Earlier in this story Woodward writes This and other previously unpublished transcripts of their calls, documents and personal letters provide a portrait of an intensely personal friendship dating to the late 1940s but so hidden that few others were even aware of it. No argument there.

![[HOTLIST]](http://bluestar.typepad.com/govt_150x75.jpg)
Hmmmmmnnn. CSPAN ran the entirety of Ford's address to the nation explaining the pardon, and it seemed pretty good to me. And I've never had a problem with the conventional wisdom that Ford took the political fallout for that because he thought it was the right thing to do.
If Woodward is not lying, then this taken together with the post-mortem-bush-bashing does change the way we see Ford. But then, Woodward got some interesting gems out of William Casey when he was newly dead, too. One wonders.

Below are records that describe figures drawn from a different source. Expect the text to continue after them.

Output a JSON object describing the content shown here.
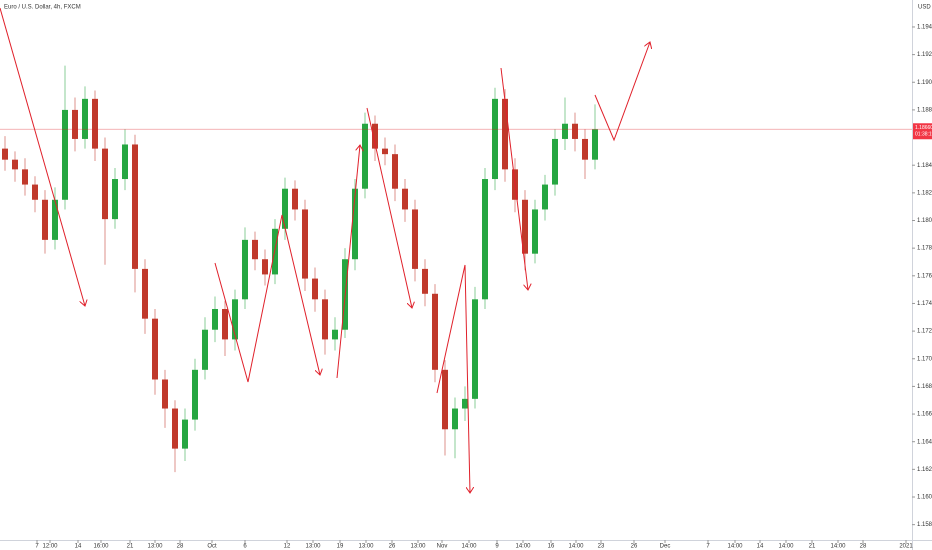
{
  "chart_data": {
    "type": "candlestick",
    "title": "Euro / U.S. Dollar, 4h, FXCM",
    "currency": "USD",
    "up_color": "#26a641",
    "down_color": "#c0392b",
    "open": [
      1.1852,
      1.1844,
      1.1837,
      1.1826,
      1.1815,
      1.1786,
      1.1815,
      1.188,
      1.1859,
      1.1888,
      1.1852,
      1.1801,
      1.183,
      1.1855,
      1.1765,
      1.1729,
      1.1685,
      1.1664,
      1.1635,
      1.1656,
      1.1692,
      1.1721,
      1.1736,
      1.1714,
      1.1743,
      1.1786,
      1.1772,
      1.1761,
      1.1794,
      1.1823,
      1.1808,
      1.1758,
      1.1743,
      1.1714,
      1.1721,
      1.1772,
      1.1823,
      1.187,
      1.1852,
      1.1848,
      1.1823,
      1.1808,
      1.1765,
      1.1747,
      1.1692,
      1.1649,
      1.1664,
      1.1671,
      1.1743,
      1.183,
      1.1888,
      1.1837,
      1.1815,
      1.1776,
      1.1808,
      1.1826,
      1.1859,
      1.187,
      1.1859,
      1.1844
    ],
    "high": [
      1.1861,
      1.185,
      1.1845,
      1.1832,
      1.1822,
      1.1824,
      1.1912,
      1.1889,
      1.1897,
      1.1894,
      1.186,
      1.1838,
      1.1866,
      1.1862,
      1.1772,
      1.1736,
      1.1692,
      1.167,
      1.1664,
      1.17,
      1.173,
      1.1745,
      1.1742,
      1.175,
      1.1795,
      1.1792,
      1.1779,
      1.1801,
      1.1831,
      1.1829,
      1.1815,
      1.1766,
      1.175,
      1.173,
      1.178,
      1.183,
      1.1878,
      1.1876,
      1.186,
      1.1855,
      1.183,
      1.1815,
      1.1772,
      1.1754,
      1.1699,
      1.1672,
      1.168,
      1.1752,
      1.1838,
      1.1896,
      1.1895,
      1.1845,
      1.1822,
      1.1815,
      1.1833,
      1.1866,
      1.1889,
      1.1878,
      1.1866,
      1.1884
    ],
    "low": [
      1.1836,
      1.1828,
      1.1818,
      1.1806,
      1.1776,
      1.1779,
      1.1808,
      1.185,
      1.1852,
      1.1843,
      1.1768,
      1.1794,
      1.1822,
      1.1748,
      1.1718,
      1.1674,
      1.165,
      1.1618,
      1.1626,
      1.1648,
      1.1685,
      1.1712,
      1.1702,
      1.1706,
      1.1736,
      1.1764,
      1.1753,
      1.1754,
      1.1786,
      1.18,
      1.1749,
      1.1734,
      1.1703,
      1.1706,
      1.1715,
      1.1764,
      1.1816,
      1.1843,
      1.184,
      1.1814,
      1.1799,
      1.1756,
      1.1738,
      1.1683,
      1.163,
      1.1628,
      1.1655,
      1.1664,
      1.1736,
      1.1822,
      1.1828,
      1.1806,
      1.1764,
      1.1769,
      1.18,
      1.1818,
      1.1851,
      1.185,
      1.183,
      1.1837
    ],
    "close": [
      1.1844,
      1.1837,
      1.1826,
      1.1815,
      1.1786,
      1.1815,
      1.188,
      1.1859,
      1.1888,
      1.1852,
      1.1801,
      1.183,
      1.1855,
      1.1765,
      1.1729,
      1.1685,
      1.1664,
      1.1635,
      1.1656,
      1.1692,
      1.1721,
      1.1736,
      1.1714,
      1.1743,
      1.1786,
      1.1772,
      1.1761,
      1.1794,
      1.1823,
      1.1808,
      1.1758,
      1.1743,
      1.1714,
      1.1721,
      1.1772,
      1.1823,
      1.187,
      1.1852,
      1.1848,
      1.1823,
      1.1808,
      1.1765,
      1.1747,
      1.1692,
      1.1649,
      1.1664,
      1.1671,
      1.1743,
      1.183,
      1.1888,
      1.1837,
      1.1815,
      1.1776,
      1.1808,
      1.1826,
      1.1859,
      1.187,
      1.1859,
      1.1844,
      1.1866
    ],
    "current_price": {
      "value": 1.1866,
      "label": "1.18660"
    },
    "countdown": "01:38:19",
    "ylim": [
      1.15689,
      1.19595
    ],
    "yticks": [
      {
        "value": 1.194,
        "label": "1.19400"
      },
      {
        "value": 1.192,
        "label": "1.19200"
      },
      {
        "value": 1.19,
        "label": "1.19000"
      },
      {
        "value": 1.188,
        "label": "1.18800"
      },
      {
        "value": 1.184,
        "label": "1.18400"
      },
      {
        "value": 1.182,
        "label": "1.18200"
      },
      {
        "value": 1.18,
        "label": "1.18000"
      },
      {
        "value": 1.178,
        "label": "1.17800"
      },
      {
        "value": 1.176,
        "label": "1.17600"
      },
      {
        "value": 1.174,
        "label": "1.17400"
      },
      {
        "value": 1.172,
        "label": "1.17200"
      },
      {
        "value": 1.17,
        "label": "1.17000"
      },
      {
        "value": 1.168,
        "label": "1.16800"
      },
      {
        "value": 1.166,
        "label": "1.16600"
      },
      {
        "value": 1.164,
        "label": "1.16400"
      },
      {
        "value": 1.162,
        "label": "1.16200"
      },
      {
        "value": 1.16,
        "label": "1.16000"
      },
      {
        "value": 1.158,
        "label": "1.15800"
      }
    ],
    "xlim": [
      -0.5,
      90.7
    ],
    "xticks": [
      {
        "value": 3.2,
        "label": "7"
      },
      {
        "value": 4.5,
        "label": "12:00"
      },
      {
        "value": 7.3,
        "label": "14"
      },
      {
        "value": 9.6,
        "label": "16:00"
      },
      {
        "value": 12.5,
        "label": "21"
      },
      {
        "value": 15,
        "label": "13:00"
      },
      {
        "value": 17.5,
        "label": "28"
      },
      {
        "value": 20.7,
        "label": "Oct"
      },
      {
        "value": 24,
        "label": "6"
      },
      {
        "value": 28.2,
        "label": "12"
      },
      {
        "value": 30.8,
        "label": "13:00"
      },
      {
        "value": 33.5,
        "label": "19"
      },
      {
        "value": 36.1,
        "label": "13:00"
      },
      {
        "value": 38.7,
        "label": "26"
      },
      {
        "value": 41.3,
        "label": "13:00"
      },
      {
        "value": 43.7,
        "label": "Nov"
      },
      {
        "value": 46.4,
        "label": "14:00"
      },
      {
        "value": 49.2,
        "label": "9"
      },
      {
        "value": 51.8,
        "label": "14:00"
      },
      {
        "value": 54.6,
        "label": "16"
      },
      {
        "value": 57.1,
        "label": "14:00"
      },
      {
        "value": 59.6,
        "label": "23"
      },
      {
        "value": 62.9,
        "label": "26"
      },
      {
        "value": 66,
        "label": "Dec"
      },
      {
        "value": 70.3,
        "label": "7"
      },
      {
        "value": 73,
        "label": "14:00"
      },
      {
        "value": 75.5,
        "label": "14"
      },
      {
        "value": 78.1,
        "label": "14:00"
      },
      {
        "value": 80.7,
        "label": "21"
      },
      {
        "value": 83.3,
        "label": "14:00"
      },
      {
        "value": 85.8,
        "label": "28"
      },
      {
        "value": 90.1,
        "label": "2021"
      }
    ]
  }
}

Posted by: Michael | Friday, December 29, 2006 at 03:07 PM
Oh, man! I always do things in the wrong order. If I'd read Hitch's takedown of the Ford era ("our short national nightmare") before I visited here, I could have come off much more smug and pithy.
Money quote:"To have been soft on Republican crime, soft on Baathism, soft on the shah, soft on Indonesian fascism, and soft on Communism, all in one brief and transient presidency, argues for the sort of sportsmanlike Midwestern geniality that we do not ever need to see again."
It's in Slate: http://www.slate.com/id/2156400/
Posted by: Michael | Friday, December 29, 2006 at 03:21 PM
Yet liberals have committed similars for years. . . Ford was a class act, if not anything else.
Posted by: Douglas V. Gibbs | Sunday, December 31, 2006 at 05:31 PM
Well, I felt a little guilty putting this up during the mourning period for President Ford, and indeed he seemed like a decent guy, and I agree the pardon was the right thing to do for the reasons given at the time. If I can put it this way, I don't want to highlight one act or event the motivation for one act as defining the entire career of President Ford. But pardoning someone because of a personal connection is a classic definition of corruption, alas. Oh well, a man does, and says, many things over the course of a long life.